Almost forgot: there’s an excerpt from The Art of the Sonnet up now at the Poetry Foundation site, and I have two poems in the current London Review of Books.
I won’t attend the AWP conference in Denver, due to imminent baby! though I am still on the program: if you go, you can hear Jeff Shotts of Graywolf, Don Revell, and Tony Hoagland talk about stuff tangentially related to– and perhaps more interesting than– than some stuff I wrote.
If you are professionally involved in the study of literature, the so-called book world, you might want to know that Publishers Weekly has been purchased. Looks like a good owner. (I hope they re-hire my friends.)
If you are so involved, you should also consider joining the National Book Critics Circle. I’m now on the board; if you ask, I can tell you why you should join, and tell you more about the good things it does.
Did you know that if you read only poetry and poetry criticism for more than a month at a time your eyelids will fall off? Pretty scary. I’ve come close, but I’m happy to say that I’ve avoided that fate, and not (or not only) by reading about the women’s Final Four: also just finished the first novel in the “Science in the Capital” trilogy by Kim Stanley Robinson, and either it’s really first-rate, or I am the ideal reader for a novel about global climate change in which Washington, DC gets hit by big floods.

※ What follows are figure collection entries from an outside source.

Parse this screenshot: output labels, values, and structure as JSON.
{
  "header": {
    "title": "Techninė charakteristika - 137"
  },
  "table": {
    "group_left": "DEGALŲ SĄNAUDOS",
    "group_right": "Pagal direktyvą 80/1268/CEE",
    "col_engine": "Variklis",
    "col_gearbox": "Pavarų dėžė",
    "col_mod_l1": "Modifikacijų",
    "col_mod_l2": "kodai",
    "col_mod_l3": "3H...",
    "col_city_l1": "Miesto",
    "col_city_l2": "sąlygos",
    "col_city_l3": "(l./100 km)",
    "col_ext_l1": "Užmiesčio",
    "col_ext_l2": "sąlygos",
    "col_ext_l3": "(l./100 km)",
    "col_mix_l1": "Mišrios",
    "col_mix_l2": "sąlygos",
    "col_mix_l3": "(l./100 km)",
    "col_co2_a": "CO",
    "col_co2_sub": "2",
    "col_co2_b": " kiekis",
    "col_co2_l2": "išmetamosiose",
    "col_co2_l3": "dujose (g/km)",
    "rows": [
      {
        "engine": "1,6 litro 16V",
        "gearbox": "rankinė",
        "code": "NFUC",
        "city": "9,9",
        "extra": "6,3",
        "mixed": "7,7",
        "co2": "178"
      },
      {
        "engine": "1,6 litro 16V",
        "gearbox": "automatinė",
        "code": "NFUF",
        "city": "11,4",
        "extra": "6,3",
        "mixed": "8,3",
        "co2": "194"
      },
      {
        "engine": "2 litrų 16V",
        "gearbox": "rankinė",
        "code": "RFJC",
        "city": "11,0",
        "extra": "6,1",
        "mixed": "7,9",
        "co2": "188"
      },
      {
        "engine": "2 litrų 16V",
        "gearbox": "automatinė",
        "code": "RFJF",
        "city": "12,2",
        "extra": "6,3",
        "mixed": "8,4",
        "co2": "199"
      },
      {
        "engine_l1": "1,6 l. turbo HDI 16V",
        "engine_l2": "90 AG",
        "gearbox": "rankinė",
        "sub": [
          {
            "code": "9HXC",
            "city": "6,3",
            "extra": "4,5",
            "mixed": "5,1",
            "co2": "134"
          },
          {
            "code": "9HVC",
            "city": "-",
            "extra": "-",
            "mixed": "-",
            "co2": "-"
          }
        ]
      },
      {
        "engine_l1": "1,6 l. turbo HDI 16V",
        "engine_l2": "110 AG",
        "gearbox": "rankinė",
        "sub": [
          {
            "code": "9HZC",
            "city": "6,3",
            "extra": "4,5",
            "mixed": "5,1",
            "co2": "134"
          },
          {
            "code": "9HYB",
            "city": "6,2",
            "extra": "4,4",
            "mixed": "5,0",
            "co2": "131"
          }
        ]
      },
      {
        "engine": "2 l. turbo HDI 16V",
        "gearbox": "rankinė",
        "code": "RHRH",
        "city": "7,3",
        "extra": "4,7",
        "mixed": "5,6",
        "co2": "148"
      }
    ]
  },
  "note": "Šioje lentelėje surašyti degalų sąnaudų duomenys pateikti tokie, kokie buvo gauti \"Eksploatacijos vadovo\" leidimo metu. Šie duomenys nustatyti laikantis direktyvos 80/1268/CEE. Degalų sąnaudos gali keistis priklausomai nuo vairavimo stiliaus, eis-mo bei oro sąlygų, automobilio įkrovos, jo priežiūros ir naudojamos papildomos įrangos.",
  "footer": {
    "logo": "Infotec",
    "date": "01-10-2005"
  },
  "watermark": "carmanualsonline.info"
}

Or both!
It’s got a witty– but by no means optimistic– ending, and has me scurrying to the second novel in the triad; if you want a short, optimistic look at one way to solve a very big political-cultural problem (though not global climate change) check out this anticorruption tool from India (and from Indian expats). It seems to work!
And if you want to see ecocriticism done entertainingly and reasonably and in a way that might actually interest “lay readers” and American historians (not just professional literary criticism), check out this book about how we see (or don’t see) what goes on in the National Parks.